A former regional newspaper editor has launched a one-man bid to get Torbay Council effectively sacked and replaced with an elected mayor.
David Scott, who used to edit the Birmingham Daily News, the Romford Observer and the Banbury Guardian, was president of Torbay Liberal Democrats – but he resigned in February in disgust at the way the party was running the council.
Using local government expertise gained from his job as a regional newspaper consultant and trainer, Scott has launched a campaign to force a referendum on replacing the existing council cabinet with an elected mayor.
He needs to collect 5,012 signatures to force the vote and has so far obtained more than 3,000.
He said: “The Lib Dems got control in May 2003 and put their allowances up by 65 per cent, despite fierce opposition in the town and within the local party.

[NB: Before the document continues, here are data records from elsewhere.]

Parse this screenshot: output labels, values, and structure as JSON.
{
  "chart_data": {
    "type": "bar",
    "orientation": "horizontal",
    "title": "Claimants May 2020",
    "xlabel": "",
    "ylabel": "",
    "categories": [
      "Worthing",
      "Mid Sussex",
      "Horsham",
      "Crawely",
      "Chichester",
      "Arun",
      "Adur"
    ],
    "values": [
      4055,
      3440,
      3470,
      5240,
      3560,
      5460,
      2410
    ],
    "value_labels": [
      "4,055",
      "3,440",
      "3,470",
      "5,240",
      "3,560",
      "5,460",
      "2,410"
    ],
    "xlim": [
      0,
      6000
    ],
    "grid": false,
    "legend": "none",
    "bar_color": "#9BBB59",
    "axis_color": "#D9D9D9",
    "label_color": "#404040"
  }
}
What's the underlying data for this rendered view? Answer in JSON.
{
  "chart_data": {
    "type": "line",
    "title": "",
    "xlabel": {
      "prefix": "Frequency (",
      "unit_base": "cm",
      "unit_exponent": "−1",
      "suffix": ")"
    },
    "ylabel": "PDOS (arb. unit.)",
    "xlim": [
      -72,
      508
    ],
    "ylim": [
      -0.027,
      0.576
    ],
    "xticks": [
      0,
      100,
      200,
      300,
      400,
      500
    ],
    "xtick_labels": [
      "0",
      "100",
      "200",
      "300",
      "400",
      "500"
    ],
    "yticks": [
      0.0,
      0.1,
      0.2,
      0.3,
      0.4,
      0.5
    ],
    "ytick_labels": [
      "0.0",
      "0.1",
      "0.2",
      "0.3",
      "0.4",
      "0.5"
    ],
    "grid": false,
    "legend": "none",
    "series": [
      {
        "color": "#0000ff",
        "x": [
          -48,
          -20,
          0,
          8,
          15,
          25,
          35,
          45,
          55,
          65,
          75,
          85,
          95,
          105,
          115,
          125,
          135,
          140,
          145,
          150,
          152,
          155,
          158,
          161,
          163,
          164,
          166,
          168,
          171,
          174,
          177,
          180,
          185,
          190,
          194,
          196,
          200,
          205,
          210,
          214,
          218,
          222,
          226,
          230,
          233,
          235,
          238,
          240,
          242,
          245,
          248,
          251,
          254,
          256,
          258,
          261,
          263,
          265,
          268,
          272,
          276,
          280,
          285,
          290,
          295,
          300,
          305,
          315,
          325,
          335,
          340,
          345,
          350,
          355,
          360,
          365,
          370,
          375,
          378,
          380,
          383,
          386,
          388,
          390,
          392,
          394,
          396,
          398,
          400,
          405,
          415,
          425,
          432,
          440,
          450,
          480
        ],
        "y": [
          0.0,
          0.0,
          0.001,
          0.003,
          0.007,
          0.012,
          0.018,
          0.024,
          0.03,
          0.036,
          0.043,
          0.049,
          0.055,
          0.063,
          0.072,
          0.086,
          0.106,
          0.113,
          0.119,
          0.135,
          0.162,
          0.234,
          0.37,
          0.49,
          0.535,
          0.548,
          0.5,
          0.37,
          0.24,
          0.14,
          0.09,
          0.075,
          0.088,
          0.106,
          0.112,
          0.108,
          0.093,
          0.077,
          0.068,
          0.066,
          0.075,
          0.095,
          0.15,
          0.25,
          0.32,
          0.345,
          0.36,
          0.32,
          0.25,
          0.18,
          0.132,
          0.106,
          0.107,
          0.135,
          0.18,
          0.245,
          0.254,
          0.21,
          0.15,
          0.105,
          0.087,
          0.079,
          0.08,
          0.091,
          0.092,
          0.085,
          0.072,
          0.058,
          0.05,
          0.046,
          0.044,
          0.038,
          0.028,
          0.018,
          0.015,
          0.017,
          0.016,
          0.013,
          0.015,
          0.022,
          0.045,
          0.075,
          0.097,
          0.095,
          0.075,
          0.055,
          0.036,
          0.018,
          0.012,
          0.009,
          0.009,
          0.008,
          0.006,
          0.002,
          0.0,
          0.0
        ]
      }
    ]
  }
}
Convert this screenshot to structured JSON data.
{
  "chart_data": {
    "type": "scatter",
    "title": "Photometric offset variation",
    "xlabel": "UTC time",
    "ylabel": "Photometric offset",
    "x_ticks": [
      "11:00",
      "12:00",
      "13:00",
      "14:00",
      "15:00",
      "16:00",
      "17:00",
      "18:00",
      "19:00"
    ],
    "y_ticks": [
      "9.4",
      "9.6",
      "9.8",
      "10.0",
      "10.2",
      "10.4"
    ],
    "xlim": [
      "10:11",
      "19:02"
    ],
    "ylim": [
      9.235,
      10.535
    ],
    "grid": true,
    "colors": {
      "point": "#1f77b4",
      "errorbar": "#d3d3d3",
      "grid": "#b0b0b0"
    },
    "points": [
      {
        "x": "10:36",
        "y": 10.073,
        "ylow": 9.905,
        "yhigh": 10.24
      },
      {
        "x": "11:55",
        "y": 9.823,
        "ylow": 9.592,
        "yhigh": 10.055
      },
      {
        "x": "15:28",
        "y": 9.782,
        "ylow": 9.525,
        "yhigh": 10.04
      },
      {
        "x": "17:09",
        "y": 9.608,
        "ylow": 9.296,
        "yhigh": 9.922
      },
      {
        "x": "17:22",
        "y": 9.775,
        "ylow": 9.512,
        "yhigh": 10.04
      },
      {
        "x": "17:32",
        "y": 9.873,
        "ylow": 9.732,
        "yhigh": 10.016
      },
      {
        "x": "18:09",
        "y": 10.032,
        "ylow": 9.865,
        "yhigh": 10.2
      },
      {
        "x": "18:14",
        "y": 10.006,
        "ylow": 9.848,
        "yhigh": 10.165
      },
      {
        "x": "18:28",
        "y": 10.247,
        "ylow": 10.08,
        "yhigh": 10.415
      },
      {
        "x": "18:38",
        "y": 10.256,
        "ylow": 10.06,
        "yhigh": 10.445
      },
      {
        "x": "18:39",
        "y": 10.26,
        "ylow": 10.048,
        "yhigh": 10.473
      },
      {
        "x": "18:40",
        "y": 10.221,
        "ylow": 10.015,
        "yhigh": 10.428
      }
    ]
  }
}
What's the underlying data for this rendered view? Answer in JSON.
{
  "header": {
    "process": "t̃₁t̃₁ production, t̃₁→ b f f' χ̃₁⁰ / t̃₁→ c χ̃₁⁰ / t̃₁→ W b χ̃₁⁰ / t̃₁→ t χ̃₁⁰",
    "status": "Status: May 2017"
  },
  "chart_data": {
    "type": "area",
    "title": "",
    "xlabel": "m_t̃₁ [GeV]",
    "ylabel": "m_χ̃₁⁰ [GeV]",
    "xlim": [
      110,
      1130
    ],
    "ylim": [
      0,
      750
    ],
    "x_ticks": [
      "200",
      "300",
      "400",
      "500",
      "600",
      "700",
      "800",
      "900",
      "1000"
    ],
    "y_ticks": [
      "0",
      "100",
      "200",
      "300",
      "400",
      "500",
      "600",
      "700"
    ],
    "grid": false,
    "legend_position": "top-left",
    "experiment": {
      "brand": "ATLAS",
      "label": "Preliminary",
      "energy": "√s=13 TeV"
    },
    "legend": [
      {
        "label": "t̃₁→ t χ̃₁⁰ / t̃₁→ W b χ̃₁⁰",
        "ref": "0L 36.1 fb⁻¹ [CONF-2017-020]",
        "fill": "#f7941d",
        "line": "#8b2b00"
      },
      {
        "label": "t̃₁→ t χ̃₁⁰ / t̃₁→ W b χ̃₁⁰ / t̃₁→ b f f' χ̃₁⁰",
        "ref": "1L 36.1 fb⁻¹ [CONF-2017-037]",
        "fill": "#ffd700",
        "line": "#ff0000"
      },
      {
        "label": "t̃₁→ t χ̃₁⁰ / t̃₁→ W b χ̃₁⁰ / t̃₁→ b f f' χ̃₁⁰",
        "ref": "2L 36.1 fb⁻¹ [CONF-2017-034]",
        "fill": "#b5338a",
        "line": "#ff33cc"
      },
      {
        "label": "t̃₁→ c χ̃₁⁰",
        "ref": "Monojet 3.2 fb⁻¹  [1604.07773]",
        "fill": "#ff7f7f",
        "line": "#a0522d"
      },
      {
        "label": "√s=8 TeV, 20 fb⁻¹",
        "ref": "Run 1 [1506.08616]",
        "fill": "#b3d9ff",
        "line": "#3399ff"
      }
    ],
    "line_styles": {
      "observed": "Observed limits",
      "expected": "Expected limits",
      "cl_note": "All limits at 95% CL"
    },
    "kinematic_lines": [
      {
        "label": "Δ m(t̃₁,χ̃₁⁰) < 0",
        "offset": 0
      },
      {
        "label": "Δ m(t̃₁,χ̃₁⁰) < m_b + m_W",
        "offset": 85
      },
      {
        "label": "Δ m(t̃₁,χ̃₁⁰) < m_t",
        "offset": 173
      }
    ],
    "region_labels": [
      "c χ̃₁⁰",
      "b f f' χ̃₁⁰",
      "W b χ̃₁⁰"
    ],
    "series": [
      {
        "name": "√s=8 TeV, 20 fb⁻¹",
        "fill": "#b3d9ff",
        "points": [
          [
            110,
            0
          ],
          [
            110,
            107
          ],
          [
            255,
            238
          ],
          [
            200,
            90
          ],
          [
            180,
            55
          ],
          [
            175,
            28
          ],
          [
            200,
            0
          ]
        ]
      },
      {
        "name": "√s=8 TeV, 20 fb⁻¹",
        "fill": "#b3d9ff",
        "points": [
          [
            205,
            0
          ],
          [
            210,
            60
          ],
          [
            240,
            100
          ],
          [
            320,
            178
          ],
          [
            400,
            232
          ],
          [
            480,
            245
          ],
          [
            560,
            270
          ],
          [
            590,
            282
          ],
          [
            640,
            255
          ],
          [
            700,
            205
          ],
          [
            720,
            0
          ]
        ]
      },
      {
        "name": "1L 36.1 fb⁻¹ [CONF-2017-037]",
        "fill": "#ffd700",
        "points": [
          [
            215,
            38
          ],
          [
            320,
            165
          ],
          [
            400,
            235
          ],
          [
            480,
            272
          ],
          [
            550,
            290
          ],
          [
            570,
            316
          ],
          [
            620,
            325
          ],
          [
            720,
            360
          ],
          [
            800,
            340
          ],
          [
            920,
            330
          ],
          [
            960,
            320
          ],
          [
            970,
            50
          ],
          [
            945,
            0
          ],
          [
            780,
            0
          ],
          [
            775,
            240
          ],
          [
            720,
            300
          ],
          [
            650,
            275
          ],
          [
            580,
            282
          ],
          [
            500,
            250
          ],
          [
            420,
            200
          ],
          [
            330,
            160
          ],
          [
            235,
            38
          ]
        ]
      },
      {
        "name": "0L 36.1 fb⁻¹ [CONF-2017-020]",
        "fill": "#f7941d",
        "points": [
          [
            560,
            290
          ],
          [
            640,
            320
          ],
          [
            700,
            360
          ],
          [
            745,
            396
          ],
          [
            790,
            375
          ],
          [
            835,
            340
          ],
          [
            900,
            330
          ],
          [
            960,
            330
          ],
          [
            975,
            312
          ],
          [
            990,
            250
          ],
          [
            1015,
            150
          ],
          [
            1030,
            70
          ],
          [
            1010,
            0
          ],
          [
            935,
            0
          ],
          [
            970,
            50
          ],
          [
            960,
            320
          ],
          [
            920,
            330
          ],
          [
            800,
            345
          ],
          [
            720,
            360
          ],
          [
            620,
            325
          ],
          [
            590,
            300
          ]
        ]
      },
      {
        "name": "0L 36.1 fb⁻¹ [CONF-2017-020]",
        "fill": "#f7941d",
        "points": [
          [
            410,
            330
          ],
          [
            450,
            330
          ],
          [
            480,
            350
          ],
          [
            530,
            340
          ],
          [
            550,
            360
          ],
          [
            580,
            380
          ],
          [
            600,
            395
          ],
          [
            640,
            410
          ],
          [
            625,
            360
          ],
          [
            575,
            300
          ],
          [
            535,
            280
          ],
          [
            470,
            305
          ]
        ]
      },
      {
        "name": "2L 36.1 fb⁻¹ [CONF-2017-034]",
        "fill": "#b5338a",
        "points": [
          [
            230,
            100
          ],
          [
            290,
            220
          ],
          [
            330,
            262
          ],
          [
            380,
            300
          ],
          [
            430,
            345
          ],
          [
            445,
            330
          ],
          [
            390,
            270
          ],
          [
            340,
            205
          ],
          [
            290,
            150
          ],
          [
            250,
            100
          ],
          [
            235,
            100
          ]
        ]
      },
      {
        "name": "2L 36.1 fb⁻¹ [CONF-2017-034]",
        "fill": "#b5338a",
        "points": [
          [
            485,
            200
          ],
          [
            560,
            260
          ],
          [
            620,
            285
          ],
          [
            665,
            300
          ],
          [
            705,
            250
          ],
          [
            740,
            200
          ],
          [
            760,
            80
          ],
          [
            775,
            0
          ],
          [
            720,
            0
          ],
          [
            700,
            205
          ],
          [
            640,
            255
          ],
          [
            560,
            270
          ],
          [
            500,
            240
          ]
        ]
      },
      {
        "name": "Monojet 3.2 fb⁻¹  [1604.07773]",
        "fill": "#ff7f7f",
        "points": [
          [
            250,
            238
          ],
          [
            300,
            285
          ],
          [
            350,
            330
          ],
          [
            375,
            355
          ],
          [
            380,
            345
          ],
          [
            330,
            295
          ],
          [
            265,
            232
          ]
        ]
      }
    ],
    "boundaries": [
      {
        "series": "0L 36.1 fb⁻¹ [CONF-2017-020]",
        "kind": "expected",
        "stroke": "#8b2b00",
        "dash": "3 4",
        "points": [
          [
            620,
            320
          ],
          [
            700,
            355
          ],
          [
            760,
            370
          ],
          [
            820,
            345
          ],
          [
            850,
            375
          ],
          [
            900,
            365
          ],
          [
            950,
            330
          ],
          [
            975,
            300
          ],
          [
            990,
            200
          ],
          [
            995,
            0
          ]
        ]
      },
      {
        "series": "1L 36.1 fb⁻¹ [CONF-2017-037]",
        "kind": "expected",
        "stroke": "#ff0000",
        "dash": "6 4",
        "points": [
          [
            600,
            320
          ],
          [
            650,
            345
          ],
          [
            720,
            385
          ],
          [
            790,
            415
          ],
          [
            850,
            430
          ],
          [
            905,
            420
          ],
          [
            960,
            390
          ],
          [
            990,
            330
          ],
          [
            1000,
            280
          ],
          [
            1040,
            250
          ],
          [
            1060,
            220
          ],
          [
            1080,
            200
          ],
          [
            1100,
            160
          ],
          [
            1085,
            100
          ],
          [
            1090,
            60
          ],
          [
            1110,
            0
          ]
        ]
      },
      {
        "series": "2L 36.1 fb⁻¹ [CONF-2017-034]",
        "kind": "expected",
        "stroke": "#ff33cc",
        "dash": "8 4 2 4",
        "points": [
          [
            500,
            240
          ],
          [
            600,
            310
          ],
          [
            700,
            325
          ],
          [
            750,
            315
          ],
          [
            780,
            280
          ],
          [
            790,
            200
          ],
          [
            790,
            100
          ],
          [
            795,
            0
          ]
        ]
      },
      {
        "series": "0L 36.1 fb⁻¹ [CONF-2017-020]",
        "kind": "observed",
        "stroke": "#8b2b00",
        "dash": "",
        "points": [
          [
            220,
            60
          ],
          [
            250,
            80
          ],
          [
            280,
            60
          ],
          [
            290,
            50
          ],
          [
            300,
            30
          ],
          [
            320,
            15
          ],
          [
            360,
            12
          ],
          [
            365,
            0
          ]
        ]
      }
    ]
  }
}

It culminated in the Herald & Express calling for the entire council to resign.
“They were capped by the government because of the size of the council tax rise, and in a tourist resort they closed half the public loos.”
Scott has spent £500 of his own money on the campaign so far and has put together a website on the subject: www.torbaymayorcampaign.com. He says he is not currently interested in running for the position himself as he too busy working as a training consultant for more than 200 local newspapers across the UK. Scott was mayor of Maldon, Essex, in 1979.
Torbay would become the 12th area in the UK to get a directly elected mayor under the provisions of the Local Government Act 2000.
Scott said: “In the process we’ve got at the moment, the leader of the council is elected by a small political clique. An elected mayor would put his CV before the public and let them choose.
“We would still have councillors to keep the mayor in check and twothirds of them can veto anything in the mayor’s programme.”
Scott, who is a history buff, quotes Cromwell’s statement as he dissolved the Long Parliament in his campaign: “You have sat too long for any good you have been doing lately… Depart, I say and let us have done with you.”